So if someone cross trains in SchH and are using German commands but yet they use English as a mother tongue they could be in danger of getting zinged by a stickler of a judge?


----------



## Kadi Thingvall (Jan 22, 2007)

Geoff Empey said:


> So if someone cross trains in SchH and are using German commands but yet they use English as a mother tongue they could be in danger of getting zinged by a stickler of a judge?

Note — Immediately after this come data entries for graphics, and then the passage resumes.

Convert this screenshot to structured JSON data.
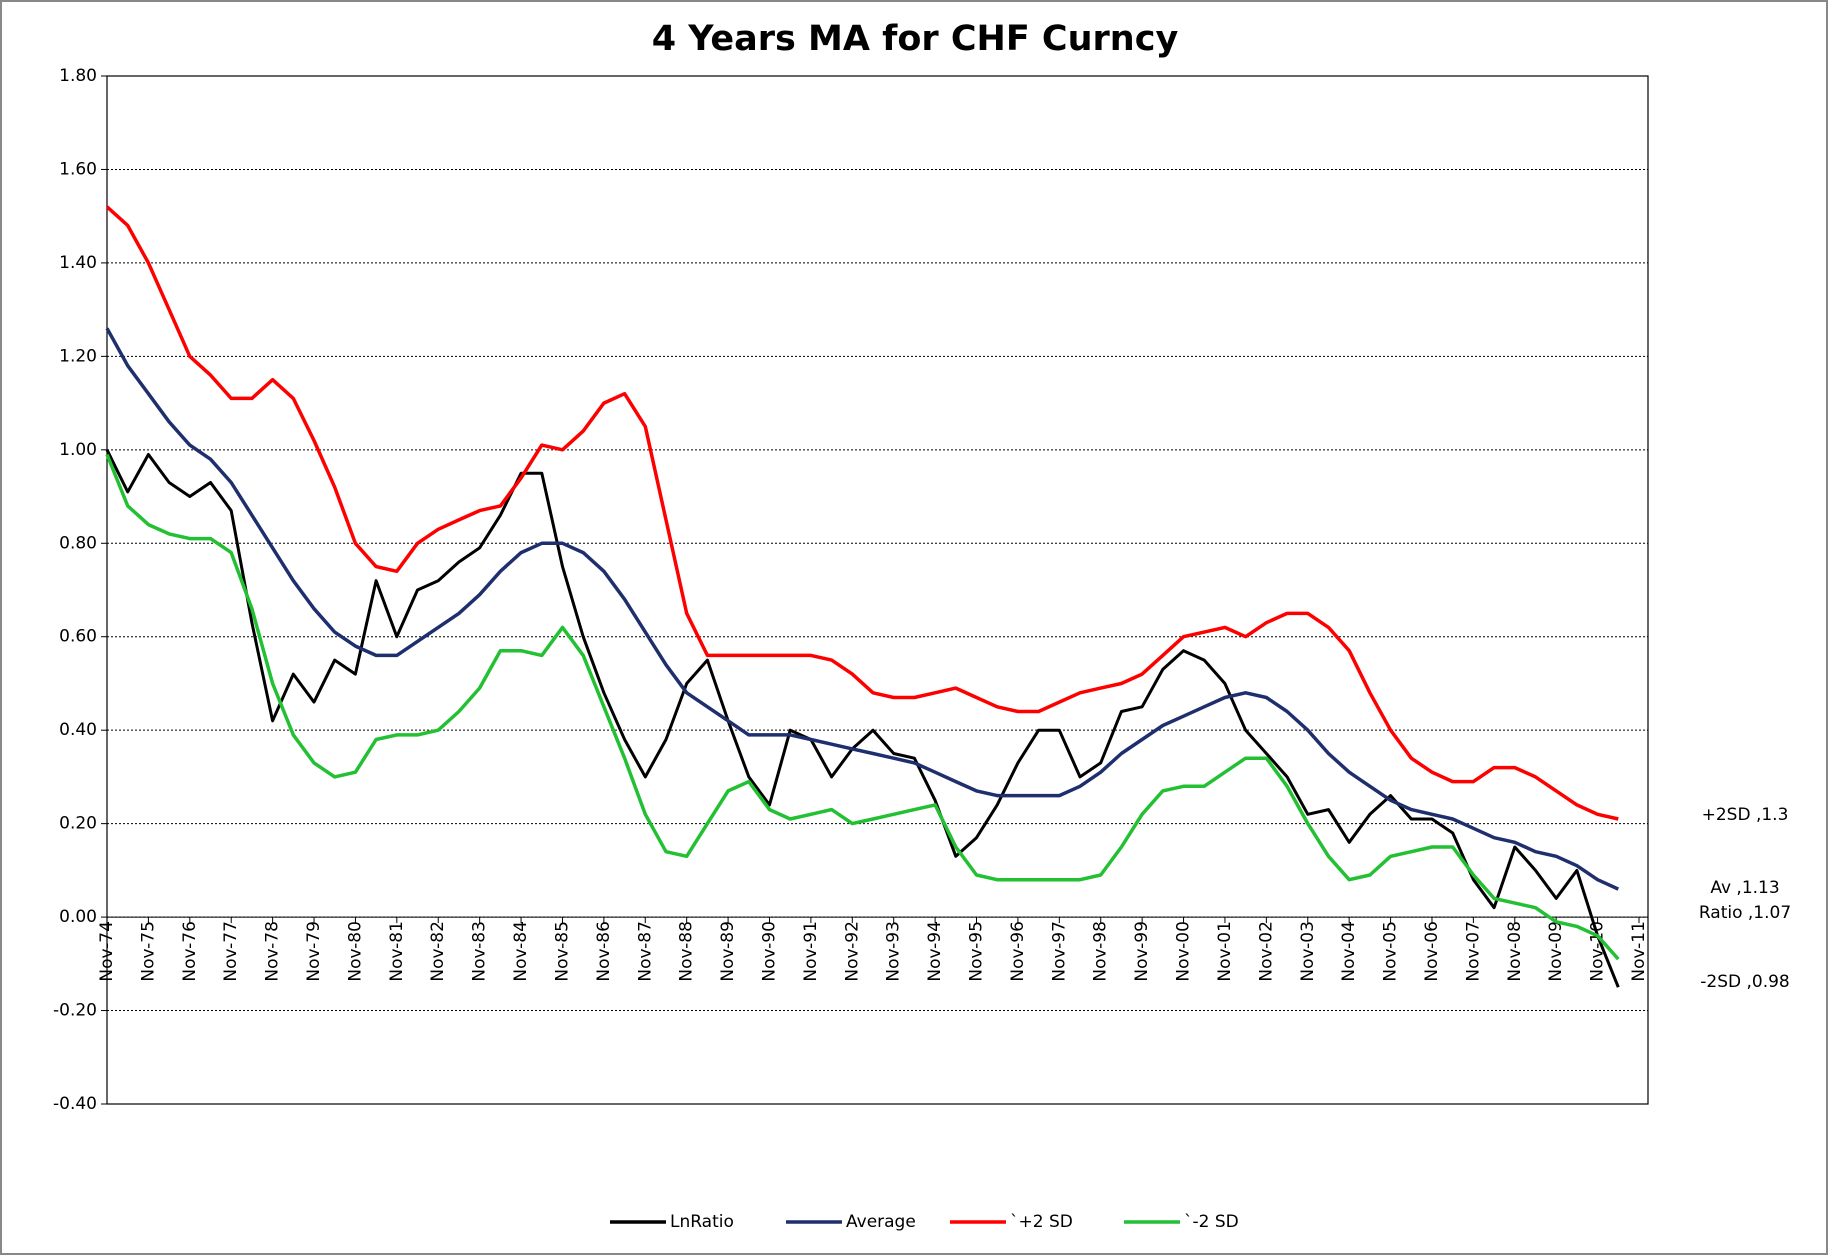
{
  "chart_data": {
    "type": "line",
    "title": "4 Years MA for CHF Curncy",
    "categories": [
      "Nov-74",
      null,
      "Nov-75",
      null,
      "Nov-76",
      null,
      "Nov-77",
      null,
      "Nov-78",
      null,
      "Nov-79",
      null,
      "Nov-80",
      null,
      "Nov-81",
      null,
      "Nov-82",
      null,
      "Nov-83",
      null,
      "Nov-84",
      null,
      "Nov-85",
      null,
      "Nov-86",
      null,
      "Nov-87",
      null,
      "Nov-88",
      null,
      "Nov-89",
      null,
      "Nov-90",
      null,
      "Nov-91",
      null,
      "Nov-92",
      null,
      "Nov-93",
      null,
      "Nov-94",
      null,
      "Nov-95",
      null,
      "Nov-96",
      null,
      "Nov-97",
      null,
      "Nov-98",
      null,
      "Nov-99",
      null,
      "Nov-00",
      null,
      "Nov-01",
      null,
      "Nov-02",
      null,
      "Nov-03",
      null,
      "Nov-04",
      null,
      "Nov-05",
      null,
      "Nov-06",
      null,
      "Nov-07",
      null,
      "Nov-08",
      null,
      "Nov-09",
      null,
      "Nov-10",
      null,
      "Nov-11"
    ],
    "series": [
      {
        "name": "LnRatio",
        "color": "#000000",
        "values": [
          1.0,
          0.91,
          0.99,
          0.93,
          0.9,
          0.93,
          0.87,
          0.63,
          0.42,
          0.52,
          0.46,
          0.55,
          0.52,
          0.72,
          0.6,
          0.7,
          0.72,
          0.76,
          0.79,
          0.86,
          0.95,
          0.95,
          0.75,
          0.6,
          0.48,
          0.38,
          0.3,
          0.38,
          0.5,
          0.55,
          0.42,
          0.3,
          0.24,
          0.4,
          0.38,
          0.3,
          0.36,
          0.4,
          0.35,
          0.34,
          0.25,
          0.13,
          0.17,
          0.24,
          0.33,
          0.4,
          0.4,
          0.3,
          0.33,
          0.44,
          0.45,
          0.53,
          0.57,
          0.55,
          0.5,
          0.4,
          0.35,
          0.3,
          0.22,
          0.23,
          0.16,
          0.22,
          0.26,
          0.21,
          0.21,
          0.18,
          0.08,
          0.02,
          0.15,
          0.1,
          0.04,
          0.1,
          -0.04,
          -0.15,
          null
        ]
      },
      {
        "name": "Average",
        "color": "#1f2f6e",
        "values": [
          1.26,
          1.18,
          1.12,
          1.06,
          1.01,
          0.98,
          0.93,
          0.86,
          0.79,
          0.72,
          0.66,
          0.61,
          0.58,
          0.56,
          0.56,
          0.59,
          0.62,
          0.65,
          0.69,
          0.74,
          0.78,
          0.8,
          0.8,
          0.78,
          0.74,
          0.68,
          0.61,
          0.54,
          0.48,
          0.45,
          0.42,
          0.39,
          0.39,
          0.39,
          0.38,
          0.37,
          0.36,
          0.35,
          0.34,
          0.33,
          0.31,
          0.29,
          0.27,
          0.26,
          0.26,
          0.26,
          0.26,
          0.28,
          0.31,
          0.35,
          0.38,
          0.41,
          0.43,
          0.45,
          0.47,
          0.48,
          0.47,
          0.44,
          0.4,
          0.35,
          0.31,
          0.28,
          0.25,
          0.23,
          0.22,
          0.21,
          0.19,
          0.17,
          0.16,
          0.14,
          0.13,
          0.11,
          0.08,
          0.06,
          null
        ]
      },
      {
        "name": "`+2 SD",
        "color": "#ff0000",
        "values": [
          1.52,
          1.48,
          1.4,
          1.3,
          1.2,
          1.16,
          1.11,
          1.11,
          1.15,
          1.11,
          1.02,
          0.92,
          0.8,
          0.75,
          0.74,
          0.8,
          0.83,
          0.85,
          0.87,
          0.88,
          0.94,
          1.01,
          1.0,
          1.04,
          1.1,
          1.12,
          1.05,
          0.85,
          0.65,
          0.56,
          0.56,
          0.56,
          0.56,
          0.56,
          0.56,
          0.55,
          0.52,
          0.48,
          0.47,
          0.47,
          0.48,
          0.49,
          0.47,
          0.45,
          0.44,
          0.44,
          0.46,
          0.48,
          0.49,
          0.5,
          0.52,
          0.56,
          0.6,
          0.61,
          0.62,
          0.6,
          0.63,
          0.65,
          0.65,
          0.62,
          0.57,
          0.48,
          0.4,
          0.34,
          0.31,
          0.29,
          0.29,
          0.32,
          0.32,
          0.3,
          0.27,
          0.24,
          0.22,
          0.21,
          null
        ]
      },
      {
        "name": "`-2 SD",
        "color": "#22c032",
        "values": [
          0.99,
          0.88,
          0.84,
          0.82,
          0.81,
          0.81,
          0.78,
          0.66,
          0.5,
          0.39,
          0.33,
          0.3,
          0.31,
          0.38,
          0.39,
          0.39,
          0.4,
          0.44,
          0.49,
          0.57,
          0.57,
          0.56,
          0.62,
          0.56,
          0.45,
          0.34,
          0.22,
          0.14,
          0.13,
          0.2,
          0.27,
          0.29,
          0.23,
          0.21,
          0.22,
          0.23,
          0.2,
          0.21,
          0.22,
          0.23,
          0.24,
          0.15,
          0.09,
          0.08,
          0.08,
          0.08,
          0.08,
          0.08,
          0.09,
          0.15,
          0.22,
          0.27,
          0.28,
          0.28,
          0.31,
          0.34,
          0.34,
          0.28,
          0.2,
          0.13,
          0.08,
          0.09,
          0.13,
          0.14,
          0.15,
          0.15,
          0.09,
          0.04,
          0.03,
          0.02,
          -0.01,
          -0.02,
          -0.04,
          -0.09,
          null
        ]
      }
    ],
    "ylim": [
      -0.4,
      1.8
    ],
    "yticks": [
      {
        "value": -0.4,
        "label": "-0.40"
      },
      {
        "value": -0.2,
        "label": "-0.20"
      },
      {
        "value": 0,
        "label": "0.00"
      },
      {
        "value": 0.2,
        "label": "0.20"
      },
      {
        "value": 0.4,
        "label": "0.40"
      },
      {
        "value": 0.6,
        "label": "0.60"
      },
      {
        "value": 0.8,
        "label": "0.80"
      },
      {
        "value": 1.0,
        "label": "1.00"
      },
      {
        "value": 1.2,
        "label": "1.20"
      },
      {
        "value": 1.4,
        "label": "1.40"
      },
      {
        "value": 1.6,
        "label": "1.60"
      },
      {
        "value": 1.8,
        "label": "1.80"
      }
    ],
    "grid": true,
    "legend": "bottom",
    "annotations": [
      "+2SD ,1.3",
      "Av ,1.13",
      "Ratio ,1.07",
      "-2SD ,0.98"
    ]
  }
}
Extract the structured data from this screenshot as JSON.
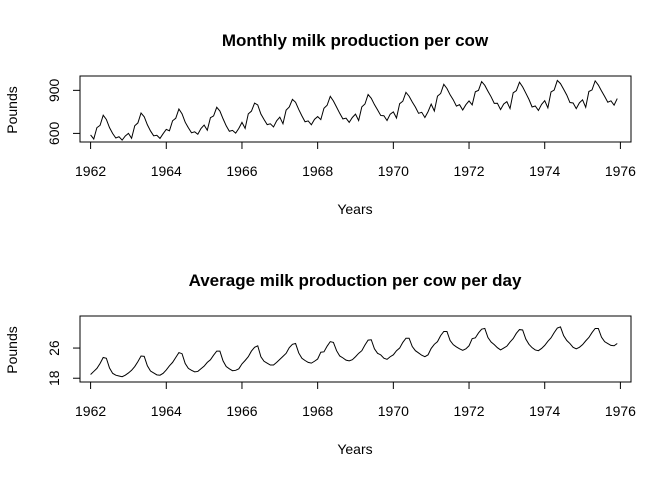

Technically I believe so, but I would be shocked if it ever happened. Especially if they told the judge "I do Sch with the dog also". The "standard" languages, German, French, Dutch, etc aren't going to make a judge even blink. It's when people come out with the most off the wall language they could find. The problem is that the judge has to know if you are telling the dog the correct and consistent commands, the rules are very specific about the commands the handler is to be giving. If you have decided to train in the most bizarre language you can think of, where you are claiming "out" is translated as "Rkacleli Kwilddi Mejuclek Meicuq" how is the judge to know if it really is? Basically, the less you make a judge have to think "are they trying to cheat or is this normal/acceptable" the better chance you have of keeping all your points.


----------



## Rachel Schumacher (Oct 11, 2006)

As for SCH (IPO/VPG) it doens't matter what kind of command you're using. I'm using a mix of German, French and English commands. You can even say banana instead of heel/fuss/au pied. I believe the same applies for Mondioring.


----------



## Ted Efthymiadis (Apr 3, 2009)

The Schutzhund folks don't seem to mind me yelling out Greek words at Bb. 
The only person who didn't like it one bit was Marc Villain. I sent BB at him on the bungee and Mark was like, "how am I suppose to work this dog, I don't even know what the handler is saying". hahahaha


----------



## Geoff Empey (Jan 8, 2008)

Ted Efthymiadis said:


> The Schutzhund folks don't seem to mind me yelling out Greek words at Bb.
> The only person who didn't like it one bit was Marc Villain. I sent BB at him on the bungee and Mark was like, "how am I suppose to work this dog, I don't even know what the handler is saying". hahahaha


Yeah I remember that fondly. It was all Greek to him Ted! Good times!


----------